Transformation - Heat Shock
Use DH5-α cells in most cases.- 1. Take competent E.coli cells from –80°C freezer and place on ice. Allow cells to thaw.
- 2. Mix cells by flicking the tube gently, then remove 100μl per transformation into a sterile pre-chilled (on ice) 1,5 tube.
- 3. Add 7μl of DNA per 100μl cells. Quickly flick the tube several times to ensure the even distribution of DNA.
- 4. Immediately place tubes on ice for 30 minutes.
- 5. Heat shock the cells for 90 seconds in a water bath at exactly 42 °C. Do no shake.
- 6. Immediately place tubes on ice for 2 minutes.
- 7. Add 1mL of room temperature LB media (with no antibiotic added) and incubate for 1 hour in shaker at 37°C.Can incubate tubes for 30 minutes with appropriate antibiotic added – usually Ampicillin or Kanamycin.
- 8. Spread about 100μL of the resulting culture on LB plates - Grow overnight (O/N). The cells may be pelleted by centrifugation at 500 x g for 5 minutes, then the cells can be resuspended and plated.
- 9. Pick colonies about 12-16 hours later.
Clean colony PCR
- 1. Pick the bacterial colonies and release them in 50μL distillate/autoclaved water.
- 2. Boil the sample at 95°C for 5 minutes.

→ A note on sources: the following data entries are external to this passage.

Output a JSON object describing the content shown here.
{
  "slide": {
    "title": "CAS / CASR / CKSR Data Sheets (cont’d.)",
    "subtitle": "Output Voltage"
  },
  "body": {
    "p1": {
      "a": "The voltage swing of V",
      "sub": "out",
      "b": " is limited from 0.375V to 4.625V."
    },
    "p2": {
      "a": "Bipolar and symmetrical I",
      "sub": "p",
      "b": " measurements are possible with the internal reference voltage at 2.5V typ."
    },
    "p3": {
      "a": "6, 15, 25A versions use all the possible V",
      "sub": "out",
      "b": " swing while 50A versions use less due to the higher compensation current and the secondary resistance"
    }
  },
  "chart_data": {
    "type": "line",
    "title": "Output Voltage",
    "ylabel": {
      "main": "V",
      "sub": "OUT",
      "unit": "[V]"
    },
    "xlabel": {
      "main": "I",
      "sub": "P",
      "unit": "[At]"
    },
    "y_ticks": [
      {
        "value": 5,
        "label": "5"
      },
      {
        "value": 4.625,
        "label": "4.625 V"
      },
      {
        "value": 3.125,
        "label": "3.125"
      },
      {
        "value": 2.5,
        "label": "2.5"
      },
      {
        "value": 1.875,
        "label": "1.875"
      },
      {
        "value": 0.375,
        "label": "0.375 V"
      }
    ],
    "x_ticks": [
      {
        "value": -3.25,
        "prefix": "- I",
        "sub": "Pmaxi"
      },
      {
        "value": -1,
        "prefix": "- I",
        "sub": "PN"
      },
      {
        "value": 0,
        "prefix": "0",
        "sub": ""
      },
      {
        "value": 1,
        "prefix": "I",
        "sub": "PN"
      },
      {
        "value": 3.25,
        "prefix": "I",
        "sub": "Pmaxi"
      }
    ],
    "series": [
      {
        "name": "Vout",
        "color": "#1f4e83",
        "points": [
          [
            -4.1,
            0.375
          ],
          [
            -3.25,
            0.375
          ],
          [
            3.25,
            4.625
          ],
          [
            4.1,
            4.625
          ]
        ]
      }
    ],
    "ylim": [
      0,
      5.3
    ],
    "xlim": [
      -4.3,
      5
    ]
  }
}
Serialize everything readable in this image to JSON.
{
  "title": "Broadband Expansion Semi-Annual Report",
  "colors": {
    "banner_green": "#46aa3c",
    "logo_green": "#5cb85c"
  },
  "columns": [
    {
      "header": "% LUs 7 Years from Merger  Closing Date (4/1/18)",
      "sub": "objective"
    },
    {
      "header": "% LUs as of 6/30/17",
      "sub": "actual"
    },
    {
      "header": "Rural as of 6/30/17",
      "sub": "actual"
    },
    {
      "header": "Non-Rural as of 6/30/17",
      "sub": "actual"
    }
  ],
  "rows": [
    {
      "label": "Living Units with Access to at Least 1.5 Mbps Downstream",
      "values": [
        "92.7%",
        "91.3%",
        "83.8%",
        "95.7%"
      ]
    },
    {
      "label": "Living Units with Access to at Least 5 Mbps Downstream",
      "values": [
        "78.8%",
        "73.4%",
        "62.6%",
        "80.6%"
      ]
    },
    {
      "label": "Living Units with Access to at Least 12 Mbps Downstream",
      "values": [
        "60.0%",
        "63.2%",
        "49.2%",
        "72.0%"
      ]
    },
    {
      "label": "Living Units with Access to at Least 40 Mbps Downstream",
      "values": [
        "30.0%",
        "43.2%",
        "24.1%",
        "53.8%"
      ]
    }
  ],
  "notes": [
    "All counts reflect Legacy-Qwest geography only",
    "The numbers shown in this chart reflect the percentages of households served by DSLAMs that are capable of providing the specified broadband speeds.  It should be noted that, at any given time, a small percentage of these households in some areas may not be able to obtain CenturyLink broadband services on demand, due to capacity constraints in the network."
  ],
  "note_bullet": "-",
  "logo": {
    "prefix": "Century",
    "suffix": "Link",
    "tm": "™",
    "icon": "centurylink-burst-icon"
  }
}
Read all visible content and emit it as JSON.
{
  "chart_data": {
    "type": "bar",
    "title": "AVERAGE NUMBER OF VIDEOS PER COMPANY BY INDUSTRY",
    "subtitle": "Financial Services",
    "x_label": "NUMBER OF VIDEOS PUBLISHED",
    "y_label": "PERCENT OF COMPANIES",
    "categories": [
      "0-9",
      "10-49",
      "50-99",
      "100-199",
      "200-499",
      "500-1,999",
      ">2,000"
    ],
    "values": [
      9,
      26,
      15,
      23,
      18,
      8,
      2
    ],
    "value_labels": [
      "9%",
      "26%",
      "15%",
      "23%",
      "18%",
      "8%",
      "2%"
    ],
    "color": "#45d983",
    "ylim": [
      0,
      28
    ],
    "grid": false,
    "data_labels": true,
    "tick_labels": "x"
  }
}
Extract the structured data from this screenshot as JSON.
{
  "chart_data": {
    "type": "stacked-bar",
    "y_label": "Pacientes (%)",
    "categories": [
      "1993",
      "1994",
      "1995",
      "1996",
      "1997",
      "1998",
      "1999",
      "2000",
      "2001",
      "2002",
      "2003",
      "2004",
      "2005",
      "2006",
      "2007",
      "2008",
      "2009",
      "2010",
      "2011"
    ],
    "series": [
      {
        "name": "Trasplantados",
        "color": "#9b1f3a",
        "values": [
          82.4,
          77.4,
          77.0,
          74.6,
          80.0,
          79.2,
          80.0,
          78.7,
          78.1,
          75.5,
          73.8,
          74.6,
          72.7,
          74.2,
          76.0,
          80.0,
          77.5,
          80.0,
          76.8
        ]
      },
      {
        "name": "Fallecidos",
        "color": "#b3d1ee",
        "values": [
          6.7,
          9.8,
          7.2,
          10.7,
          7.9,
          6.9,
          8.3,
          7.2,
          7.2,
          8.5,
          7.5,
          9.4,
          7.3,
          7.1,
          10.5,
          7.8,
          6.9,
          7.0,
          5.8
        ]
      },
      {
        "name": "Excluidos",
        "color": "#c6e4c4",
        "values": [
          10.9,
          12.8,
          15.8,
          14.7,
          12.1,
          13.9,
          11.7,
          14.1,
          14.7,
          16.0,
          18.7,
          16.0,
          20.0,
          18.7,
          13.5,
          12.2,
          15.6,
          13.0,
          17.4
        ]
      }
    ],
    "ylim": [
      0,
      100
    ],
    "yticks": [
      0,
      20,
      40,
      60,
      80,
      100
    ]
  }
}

- 3. Prepare 28μL of mix-PCR solution for each sample (6μL Buffer Taq 5x, 1,8μL MgCl2 25mM, 0,6μL dNTPs 5mM, 0,15μL per primers, 0,15μL Taq polymerase, 19,15μL H2O), blend it and then spin it.
- 4. Take 2mL of the sample and release into mix-PCR solution and blend it.
- 5. Impost the PCR machine for 30μL volume and for 30 cycles, 5 minutes at 93°C, 30 seconds at 95°C, 30 seconds at 53°C, 1 minute at 72°C, indefinitely at 4°C.
- 6. Insert the samples and start the PCR machine.
- 7. At the end of the PCR the samples are ready for electrophoresis.